In his other breast pocket, his cell phone's circular eye of the camera was just barely visible above the top off the pocket. The Bluetooth device nestled in his right ear came to life with the sound of Hatch's voice.
"Tip your head down and to the right. There's plenty of cameras, but the one closest and angled to get the best possible shot of your face is located on the back corner of that storage shed, just beyond the gate."
"How did you see that?" Ayala whispered.
"I ate my carrots as a kid. Now, no more talking. We went over this."
"Thanks for reminding me." Ayala tried to laugh but his nerve-wracked body released it like a hyena's cackle.
Ayala remembered he'd been given strict instructions from Hatch.
This is a one-way radio system.
I am the only one who speaks.
The moment I say move you move.
Hesitation will kill you.
Do not die.
Do not get captured.
In the event you are compromised, I will come for you.
He remembered the intensity in her eyes as she spoke to him. She’d managed to tune out the entire world around her. Hatch's face had been eerily calm, almost serene, as if the impending threat of death held no burden. In that moment, Ayala remembered the cyclonic events that forever changed his life and the conversations he’d had with Hatch about hers.
Looking at Hatch in that car, just before he exited for his rescue attempt, he remembered thinking, Hatch wasn't in one of those calm before the storm moments. She was calm because she was the eye of her own hurricane.
This is a one-way radio system.
Those were Hatch's exact words. He hadn't even made it to the first checkpoint before violating the first rule. He hoped to keep Do not die off the table for the foreseeable future.
He shook off the mistake and focused. Ayala's shaky hand extended the key card from the attached lanyard. He pressed it against the access pad. Here goes nothing, he thought, instead of saying, proud of himself for remembering.
The delay between the red light flipping to green and the door making its electrical buzzing release sound seemed like an eternity to the impatient Ayala.
"I've got eyes on you until you get to that door over there on the left.
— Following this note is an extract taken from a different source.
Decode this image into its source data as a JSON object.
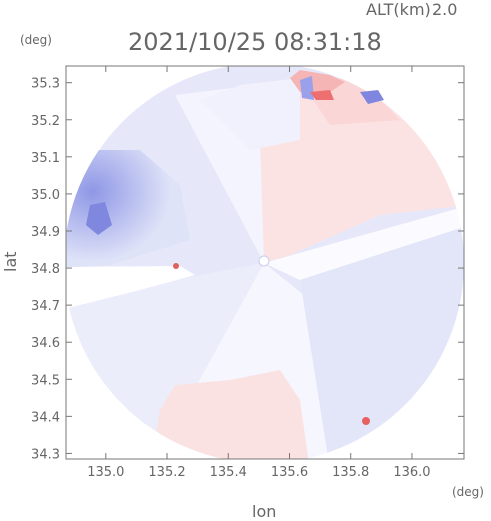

And don't worry. Once you're inside, I'll still have eyes by way of your cell phone. It should work just as long as the connection holds." There was a pause. In it, Ayala heard Hatch sigh. Her exhale, amplified by the small wireless earbud in his ear, sounded of rushing water crashing over wet stone. The sound of it reminded him of that day by the river. The other day his life changed forever. The story he never told the woman watching on from the passenger seat of his Nissan.